Freitag, 6. Juli 2007

Zwei ältere Männer


Es ist noch nachzutragen, daß ich Bülent Güray wiedergesehen habe. Er war 1971 der eigentliche Leiter der Leute von „AIESEC“, die damals für etwa 50 Studenten aus allen Ländern der Welt Praktika in Istanbul organisiert haben. Die meisten davon erinnern sich an ihn als den Mann mit „I have to make an announcement“, mit dem er seine immer präzisen Ansagen im Reisebus ankündigte. Er war später auch in Deutschland und dort ein häufiger und gerne gesehener Gast bei meinen und Christianes Eltern.

Erstaunt war ich, zu sehen, wieviel sein Leben mit meinem gemeinsam hat. Schon die Äußerlichkeiten waren gleich - als wir uns in seinem Büro wiedersahen, trug er dieselbe hellgelbe Sommerhose wie ich und ein blaues Hemd mit geknöpftem Kragen „button down“ dazu, ich auch. Sein Büro hat wie meines Platz für etwa acht bis zehn Leute, liegt wie meines in der Innenstadt, wobei allerdings für Kenner Istanbuls der Straßenname „Vali Konağı Caddesi“ schon sehr viel mehr nach Kurfürstendamm klingt als der Name meiner Alleestraße in Remscheid. In seinem Haus ist unten Starbucks drin, das macht den Unterschied deutlich.

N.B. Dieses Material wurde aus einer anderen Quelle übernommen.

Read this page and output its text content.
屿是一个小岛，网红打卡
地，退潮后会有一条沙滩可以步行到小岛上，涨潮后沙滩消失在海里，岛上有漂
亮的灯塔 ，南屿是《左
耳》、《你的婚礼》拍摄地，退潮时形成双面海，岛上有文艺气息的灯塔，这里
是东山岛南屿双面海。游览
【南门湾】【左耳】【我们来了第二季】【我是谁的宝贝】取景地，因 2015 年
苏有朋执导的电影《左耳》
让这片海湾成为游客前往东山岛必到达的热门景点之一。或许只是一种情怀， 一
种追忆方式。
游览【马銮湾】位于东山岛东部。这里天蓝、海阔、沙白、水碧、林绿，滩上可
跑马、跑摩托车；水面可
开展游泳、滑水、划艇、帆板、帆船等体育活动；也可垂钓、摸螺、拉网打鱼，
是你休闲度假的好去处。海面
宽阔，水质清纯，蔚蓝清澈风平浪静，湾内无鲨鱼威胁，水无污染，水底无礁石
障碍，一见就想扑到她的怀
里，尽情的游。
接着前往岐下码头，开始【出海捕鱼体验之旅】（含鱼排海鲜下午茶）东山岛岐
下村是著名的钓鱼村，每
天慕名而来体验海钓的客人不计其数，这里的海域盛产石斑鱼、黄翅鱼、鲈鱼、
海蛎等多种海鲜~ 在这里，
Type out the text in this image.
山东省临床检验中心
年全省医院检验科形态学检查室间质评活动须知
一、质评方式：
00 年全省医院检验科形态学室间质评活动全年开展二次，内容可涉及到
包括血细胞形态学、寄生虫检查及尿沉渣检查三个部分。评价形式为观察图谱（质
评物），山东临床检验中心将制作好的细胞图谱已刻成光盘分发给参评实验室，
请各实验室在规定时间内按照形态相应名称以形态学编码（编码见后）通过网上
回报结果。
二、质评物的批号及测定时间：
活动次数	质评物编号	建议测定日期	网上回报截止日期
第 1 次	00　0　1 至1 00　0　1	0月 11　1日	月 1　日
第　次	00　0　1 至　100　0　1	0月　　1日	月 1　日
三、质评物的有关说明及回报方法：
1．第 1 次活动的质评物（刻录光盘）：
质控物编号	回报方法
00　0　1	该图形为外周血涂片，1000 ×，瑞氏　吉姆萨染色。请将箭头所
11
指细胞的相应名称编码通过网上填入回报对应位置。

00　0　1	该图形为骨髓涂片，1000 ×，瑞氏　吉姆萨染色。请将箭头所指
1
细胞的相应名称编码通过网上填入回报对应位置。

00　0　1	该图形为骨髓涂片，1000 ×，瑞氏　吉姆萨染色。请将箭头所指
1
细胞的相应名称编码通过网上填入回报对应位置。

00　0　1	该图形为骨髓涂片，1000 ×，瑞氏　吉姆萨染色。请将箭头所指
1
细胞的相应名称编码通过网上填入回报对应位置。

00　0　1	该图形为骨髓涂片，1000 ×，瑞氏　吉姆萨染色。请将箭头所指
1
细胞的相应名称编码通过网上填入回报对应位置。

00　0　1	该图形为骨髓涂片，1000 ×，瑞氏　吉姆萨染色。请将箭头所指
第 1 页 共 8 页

Bülent ist am 11. März 1949 geboren, zwei Monate nach mir, wie ich hat er den Bart abrasiert, das Haar kurz und grau, er nimmt in etwa dieselbe Tabletten für bzw. gegen Herz, Kreislauf und hohen Blutdruck wie ich, ist seit der Jugendzeit mit derselben Frau verheiratet, muß unermüdlich arbeiten wie ich und hat Kinder (zwei), die im Leben gut vorankommen.

Anders als ich ist er Mitglied der Rotarier, aber immerhin haben die mich ebenfalls irgendwann einmal eingeladen (ich habe ihnen aber abgesagt, weil ich den Eindruck hatte, meiner Baptistengemeinde das schuldig zu sein, was die Rotarier von ihren Leuten fordern).

Auch raucht Bülent anders als ich immer noch bzw. wieder. Er hat aus Schreck über den plötzlichen Herztod seines einzigen, jüngeren Bruders Lewent vor wenigen Monaten das Rauchen wieder angefangen. Natürlich habe ich versucht, ihm das auszureden.

Er und seine Frau Defne haben uns zu einem wunderbaren Abend in einem noblen Restaurant mit Blick über den Bosporus eingeladen. Am Ende erzählte er, an mir habe ihm das Interesse an anderen Leuten gefallen, daß ich damals Türkisch gelernt habe und Tavla spielen konnte. Ich denke, auch zwischen ihm und mir gibt es das heimliche Einverständnis, das zwischen geborenen Enthusiasten herrscht.